A TATTERED COAT UPON A STICK

In 1920 in South Braintree, Massachusetts, a factory paymaster and his bodyguard were gunned down in cold blood. From that heinous act, an historic chain of events unfolded, and seven years later in 1927, Nicola Sacco and Bartolemeo Vanzetti were executed for the murders. 

Some twenty years after their deaths, Bill Brennan, then an adolescent, witnessed a discussion of the crime between two neighborhood leaders in his hometown, Brockton, MA, where the accused were arrested.  These ordinarily mild mannered friends quickly squared off and had to be restrained from coming to blows over Sacco and Vanzetti, names Brennan had never recognized before that day.

After a lifetime ruminating on it, Bill undertook a serious review of the case. Like many before him, he concluded that Sacco and Vanzetti were not afforded anywhere near what we today take for judicial protection and that they were killed by the State as a warning to immigrants against radicalism.

The resulting novel, A TATTERED COAT UPON A STICK, provides a fresh look at the events of the early decades of the Twentieth Century that led to the grisly resolution to this crime of the century. It is the story of the plight of newcomers as seen through the eyes of a second generation Irish-American, Emmet Magawley.

Magawley, shaped by his tribe and impacted by the great events of the day, goes off to The Great War, runs rum, observes the Boston Police Strike, and, most importantly, becomes Vanzetti's jailer and confidant. Where others found a saint or the devil incarnate, Emmet discovers a flawed - and very exasperating - human being.

All of the forces of ethnic solidarity are loosed on Emmet as he moves from keeper to supporter of the anarchist. Magawley resolves to stand with Bart but, in the end, is too daunted to effect the executions. He spends the rest of his life coming to grips with his guilt and shortcomings, and he resolves to redress the great wrong.

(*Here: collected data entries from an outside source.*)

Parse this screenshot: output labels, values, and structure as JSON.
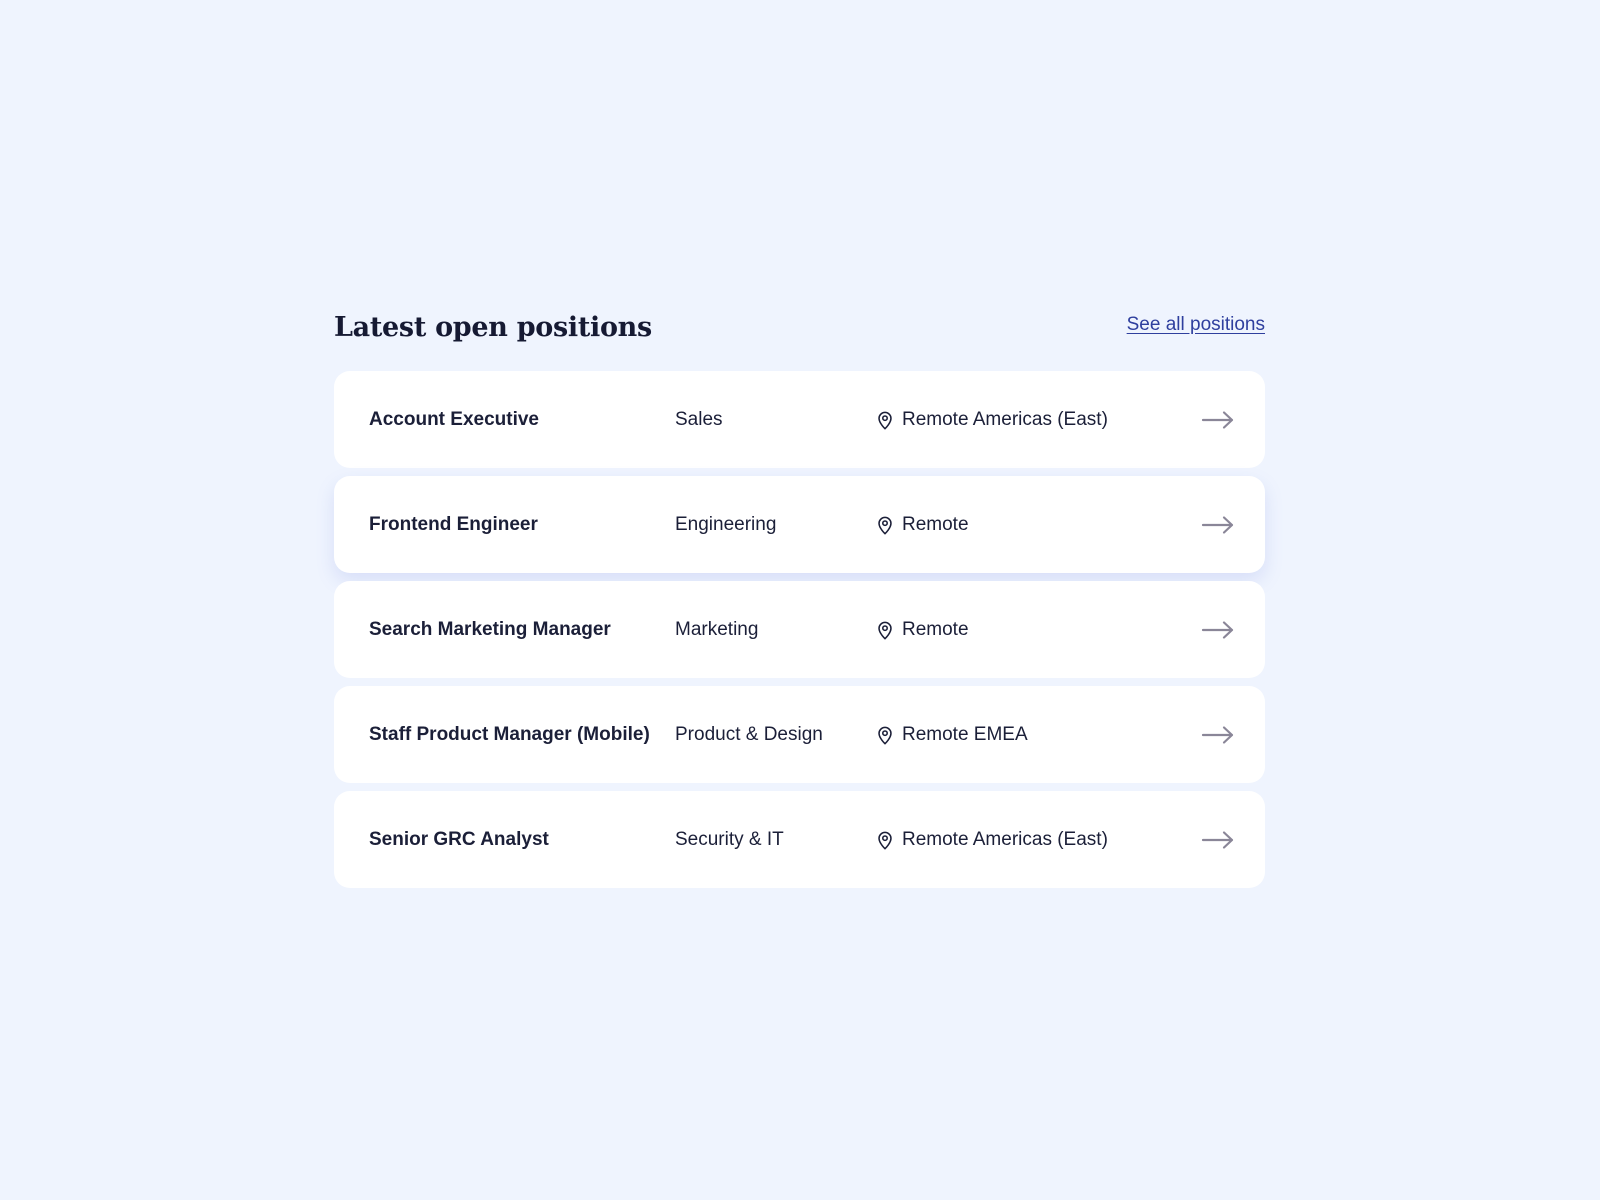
{
  "section": {
    "title": "Latest open positions",
    "see_all_label": "See all positions"
  },
  "positions": [
    {
      "title": "Account Executive",
      "department": "Sales",
      "location": "Remote Americas (East)"
    },
    {
      "title": "Frontend Engineer",
      "department": "Engineering",
      "location": "Remote"
    },
    {
      "title": "Search Marketing Manager",
      "department": "Marketing",
      "location": "Remote"
    },
    {
      "title": "Staff Product Manager (Mobile)",
      "department": "Product & Design",
      "location": "Remote EMEA"
    },
    {
      "title": "Senior GRC Analyst",
      "department": "Security & IT",
      "location": "Remote Americas (East)"
    }
  ],
  "icons": {
    "location": "map-pin-icon",
    "row_action": "arrow-right-icon"
  },
  "colors": {
    "background": "#eff4fe",
    "card": "#ffffff",
    "text": "#1b1f38",
    "link": "#2f3f9e",
    "arrow": "#8a8698"
  }
}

Like the Civil War, the Sacco and Vanzetti case divided families and neighborhoods. Brennan's novel explores this theme rather than the actual guilt or innocence of the convicted pair. 

As their grandparents wrestled with the culpability of Sacco and Vanzetti, today's generations must ponder this American tragedy. Since all of the actors are long dead, an objective review of the quality of justice for Sacco and Vanzetti may at last be possible.

Newspapers around the globe weighed in on the case and over the seven years of the agony of Sacco and Vanzetti shifted to almost universal support for the condemned pair. The Associated Press named the Sacco and Vanzetti case the most important news story of the Twentieth Century in Massachusetts.